Juana C. The Movie
Philippines, 2013
De Jade Castro
Avec : Mae Paner
Durée : 1h35
Les mésaventures de Juana, jeune provinciale atypique à la féminité généreuse. Fraichement diplômée, elle quitte sa campagne pour la ville...
I NEED A HERO
Juana C. The Movie est un film qui ne verra hélas probablement jamais l’ombre d’un écran de distribution chez nous. Pourtant, aux Philippines, Juana Change est un personnage récurrent, héroïne de sketchs et programmes télévisuels où, sous les traits de son alter ego, la comédienne Mae Paner balance avec un mélange de crudité et de fausse ingénuité sur les problèmes socio-politiques du pays : corruption, scandales sexuels des dirigeants ou encore fanatisme religieux. Farces camp où Juana C porte toutes les perruques de Cher réunies, se déguise en Mère Noël puis en Vierge Marie (voire les deux en même temps), ses courts-métrages ont surtout pour but non-dissimulé d’inciter les spectateurs à réagir face aux inégalités. Juana C. The Movie est la version cinématographique de ses aventures, signée Jade Castro (réalisateurs du déjà dingo Zombadings) et Moira, scénariste de ce dernier mais aussi productrice de Lav Diaz (lire notre entretien). Une collaboration qui donne d’emblée le ton du film : un pied dans le kitsch, l’autre dans le sérieux.
Le film est donc entièrement taillé pour son héroïne éponyme. Et aucun habit n’est trop grand pour un tel personnage. Au-delà des improbables embûches postées sur son chemin (rencontre avec une mère maquerelle démoniaque, menace terroriste et complot gouvernemental), le principal ressort comique du film est l’inadaptabilité de Juana, ou plutôt la supériorité avec laquelle elle mène sa barque. Juana n’a pas d’âge mais elle se fait passer pour une étudiante afin de mener une vie à la Bling Ring. Juana a une silhouette improbable, mais porte des tenues à rendre une drag-queen jalouse et couche sans problème avec des bombasses. Juana brise les cœurs de tous les hommes et se joue des méchants, et jamais le film ne vient remettre en question l’évidence de sa réussite. Inadaptée et gaffeuse et apparence, elle est pourtant moins proche d’un personnage de comédie classique que d’une créature résolument différente. Juana a beau vivre dans un univers des plus concrets, elle semble appartenir à une autre espèce que tous les autres personnages. Dans la grande tradition des comédies camp, c’est un personnage hors normes et hors genre qui sauve la situation. Et même si son abattage rappelle parfois les meilleures figures queer, cette femme biologique est pourtant plus proche d’une créature extraterrestre ou fantastique.
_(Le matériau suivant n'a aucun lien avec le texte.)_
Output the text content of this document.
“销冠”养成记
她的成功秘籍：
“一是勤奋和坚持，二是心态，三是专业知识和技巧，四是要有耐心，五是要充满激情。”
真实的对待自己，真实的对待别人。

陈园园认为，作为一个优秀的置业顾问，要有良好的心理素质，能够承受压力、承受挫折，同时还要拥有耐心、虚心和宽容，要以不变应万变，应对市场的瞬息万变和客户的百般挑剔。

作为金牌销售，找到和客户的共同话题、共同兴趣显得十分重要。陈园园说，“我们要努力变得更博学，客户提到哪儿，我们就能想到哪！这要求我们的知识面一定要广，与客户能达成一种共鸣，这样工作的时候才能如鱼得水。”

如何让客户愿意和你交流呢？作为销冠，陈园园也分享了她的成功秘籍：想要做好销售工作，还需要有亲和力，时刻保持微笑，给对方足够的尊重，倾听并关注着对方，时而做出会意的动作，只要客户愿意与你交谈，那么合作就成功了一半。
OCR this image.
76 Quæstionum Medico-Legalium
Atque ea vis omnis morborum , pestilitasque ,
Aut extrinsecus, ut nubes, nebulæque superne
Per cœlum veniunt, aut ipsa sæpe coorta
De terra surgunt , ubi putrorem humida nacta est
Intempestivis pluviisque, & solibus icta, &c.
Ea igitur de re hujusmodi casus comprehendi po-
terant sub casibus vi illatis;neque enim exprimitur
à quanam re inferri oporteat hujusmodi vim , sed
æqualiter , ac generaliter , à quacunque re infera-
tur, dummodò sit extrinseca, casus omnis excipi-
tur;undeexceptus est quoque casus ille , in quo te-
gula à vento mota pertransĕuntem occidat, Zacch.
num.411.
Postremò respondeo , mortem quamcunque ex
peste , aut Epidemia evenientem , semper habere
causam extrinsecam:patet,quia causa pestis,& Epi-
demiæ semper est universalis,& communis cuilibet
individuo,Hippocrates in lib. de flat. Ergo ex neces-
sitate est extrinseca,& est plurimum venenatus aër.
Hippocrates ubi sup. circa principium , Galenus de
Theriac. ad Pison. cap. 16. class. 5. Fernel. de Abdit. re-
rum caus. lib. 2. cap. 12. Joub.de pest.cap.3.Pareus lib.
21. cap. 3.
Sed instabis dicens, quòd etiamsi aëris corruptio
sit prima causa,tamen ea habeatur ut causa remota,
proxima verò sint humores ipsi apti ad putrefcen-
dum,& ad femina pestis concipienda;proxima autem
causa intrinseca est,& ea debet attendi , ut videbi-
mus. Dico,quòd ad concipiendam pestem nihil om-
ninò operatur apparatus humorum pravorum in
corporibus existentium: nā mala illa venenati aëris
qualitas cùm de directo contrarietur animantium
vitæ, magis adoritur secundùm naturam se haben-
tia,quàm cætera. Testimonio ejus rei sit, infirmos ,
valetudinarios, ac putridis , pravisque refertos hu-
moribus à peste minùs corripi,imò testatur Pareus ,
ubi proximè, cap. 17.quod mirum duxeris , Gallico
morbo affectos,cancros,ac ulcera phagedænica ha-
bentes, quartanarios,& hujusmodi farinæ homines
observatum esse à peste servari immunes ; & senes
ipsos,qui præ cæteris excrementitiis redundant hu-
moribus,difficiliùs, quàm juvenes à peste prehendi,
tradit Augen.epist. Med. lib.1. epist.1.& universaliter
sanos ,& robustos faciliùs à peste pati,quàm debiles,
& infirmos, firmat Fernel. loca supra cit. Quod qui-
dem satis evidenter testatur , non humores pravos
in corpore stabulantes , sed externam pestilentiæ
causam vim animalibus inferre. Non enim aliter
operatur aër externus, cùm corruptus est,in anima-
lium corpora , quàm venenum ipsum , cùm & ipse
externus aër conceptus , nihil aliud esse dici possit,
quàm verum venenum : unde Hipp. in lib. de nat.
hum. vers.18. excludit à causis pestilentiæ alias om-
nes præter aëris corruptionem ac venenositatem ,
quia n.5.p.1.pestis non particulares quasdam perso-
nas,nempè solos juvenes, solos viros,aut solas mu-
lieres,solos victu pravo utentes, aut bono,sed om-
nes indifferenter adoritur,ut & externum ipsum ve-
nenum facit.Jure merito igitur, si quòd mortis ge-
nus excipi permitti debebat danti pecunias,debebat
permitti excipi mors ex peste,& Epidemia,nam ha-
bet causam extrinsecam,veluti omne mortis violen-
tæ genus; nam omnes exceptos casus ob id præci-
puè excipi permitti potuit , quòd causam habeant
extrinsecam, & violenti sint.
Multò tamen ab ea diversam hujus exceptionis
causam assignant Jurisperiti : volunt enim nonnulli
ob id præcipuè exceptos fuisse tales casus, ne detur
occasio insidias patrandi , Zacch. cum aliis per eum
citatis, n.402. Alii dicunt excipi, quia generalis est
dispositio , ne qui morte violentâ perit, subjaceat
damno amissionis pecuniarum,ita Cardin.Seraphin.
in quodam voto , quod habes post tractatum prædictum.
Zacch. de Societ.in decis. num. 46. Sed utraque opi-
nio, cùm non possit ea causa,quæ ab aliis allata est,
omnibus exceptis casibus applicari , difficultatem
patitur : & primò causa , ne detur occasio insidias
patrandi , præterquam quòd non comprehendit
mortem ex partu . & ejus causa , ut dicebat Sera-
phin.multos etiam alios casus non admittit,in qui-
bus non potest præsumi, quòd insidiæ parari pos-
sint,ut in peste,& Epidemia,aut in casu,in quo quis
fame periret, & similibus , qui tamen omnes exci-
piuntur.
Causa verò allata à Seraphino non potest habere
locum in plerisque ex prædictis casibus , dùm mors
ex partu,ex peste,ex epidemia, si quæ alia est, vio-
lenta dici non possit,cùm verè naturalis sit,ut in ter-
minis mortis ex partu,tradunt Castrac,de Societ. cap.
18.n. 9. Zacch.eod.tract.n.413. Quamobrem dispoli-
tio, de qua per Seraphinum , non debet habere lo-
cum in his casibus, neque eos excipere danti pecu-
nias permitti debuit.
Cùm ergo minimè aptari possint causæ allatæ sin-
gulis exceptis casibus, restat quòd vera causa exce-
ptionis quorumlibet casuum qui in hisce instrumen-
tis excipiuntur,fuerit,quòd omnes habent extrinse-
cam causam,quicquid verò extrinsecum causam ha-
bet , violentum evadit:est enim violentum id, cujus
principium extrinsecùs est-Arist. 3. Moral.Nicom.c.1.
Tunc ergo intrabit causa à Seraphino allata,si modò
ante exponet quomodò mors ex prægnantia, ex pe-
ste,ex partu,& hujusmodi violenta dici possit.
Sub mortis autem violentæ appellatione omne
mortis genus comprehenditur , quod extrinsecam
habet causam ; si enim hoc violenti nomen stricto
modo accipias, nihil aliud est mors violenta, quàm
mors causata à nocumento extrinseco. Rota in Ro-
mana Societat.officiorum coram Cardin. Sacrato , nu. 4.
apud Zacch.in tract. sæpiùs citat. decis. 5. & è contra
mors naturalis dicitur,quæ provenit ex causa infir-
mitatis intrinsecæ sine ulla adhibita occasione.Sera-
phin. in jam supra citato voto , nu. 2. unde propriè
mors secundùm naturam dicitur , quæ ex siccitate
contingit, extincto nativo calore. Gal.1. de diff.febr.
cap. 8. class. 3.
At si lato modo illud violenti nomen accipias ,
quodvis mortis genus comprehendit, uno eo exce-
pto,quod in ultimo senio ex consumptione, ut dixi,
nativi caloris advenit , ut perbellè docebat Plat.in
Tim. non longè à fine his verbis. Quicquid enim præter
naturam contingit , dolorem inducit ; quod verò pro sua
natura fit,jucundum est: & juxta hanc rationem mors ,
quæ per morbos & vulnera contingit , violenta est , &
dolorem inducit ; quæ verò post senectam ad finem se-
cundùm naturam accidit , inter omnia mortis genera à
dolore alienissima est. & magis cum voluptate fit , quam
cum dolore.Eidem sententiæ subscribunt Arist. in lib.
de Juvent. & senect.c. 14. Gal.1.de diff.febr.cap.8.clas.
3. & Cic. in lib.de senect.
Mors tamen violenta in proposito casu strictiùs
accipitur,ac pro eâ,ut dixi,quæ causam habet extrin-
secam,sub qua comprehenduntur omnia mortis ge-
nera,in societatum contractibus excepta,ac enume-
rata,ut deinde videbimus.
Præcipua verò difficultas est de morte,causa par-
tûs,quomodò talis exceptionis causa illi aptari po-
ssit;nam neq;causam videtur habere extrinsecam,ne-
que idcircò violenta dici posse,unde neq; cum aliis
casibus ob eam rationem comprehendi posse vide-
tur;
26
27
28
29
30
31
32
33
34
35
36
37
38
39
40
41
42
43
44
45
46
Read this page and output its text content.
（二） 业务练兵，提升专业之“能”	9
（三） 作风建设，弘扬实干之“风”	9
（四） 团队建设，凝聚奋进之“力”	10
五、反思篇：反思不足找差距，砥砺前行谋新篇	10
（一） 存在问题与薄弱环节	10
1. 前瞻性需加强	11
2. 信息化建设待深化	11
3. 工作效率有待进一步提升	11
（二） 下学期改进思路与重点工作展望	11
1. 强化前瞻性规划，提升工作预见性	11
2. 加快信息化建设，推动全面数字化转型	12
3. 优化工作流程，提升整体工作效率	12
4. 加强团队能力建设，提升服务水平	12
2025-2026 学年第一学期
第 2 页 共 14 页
Parmi les très bons gags du film, on trouve la destinée la plus incroyable possible réservé à un personnage: rongée par l’acide, Angeli Bayani (la gouvernante de Ilo Ilo!) se retrouve réduite progressivement à… une vulve parlante. Hélas, en dépit de cette folie, Juana C. The Movie est souvent ralenti par un rythme inégal et parfois fastidieux. Mais derrière cet humour camp et potache se trouve un scénario qui prend très au sérieux les questions sociales. Comme cela était déjà le cas dans Zombadings, la comédie n’empêche pas une ouverture d’esprit bien plus grande et un discours plus solide que dans bien des films-à-sujets tièdes et lisses (y compris un grand nombres de très mauvais films LGBT). Les problèmes économiques, la corruption politique et la désertion des campagnes sont des sujets réellement traités qui ne sont pas oubliés une fois passé le dénouement. Le happy end est sérieusement assombri d’ailleurs par un amer retour à la réalité, preuve que le film est bien moins naïf et superficiel qu’il n’en n’a l’air.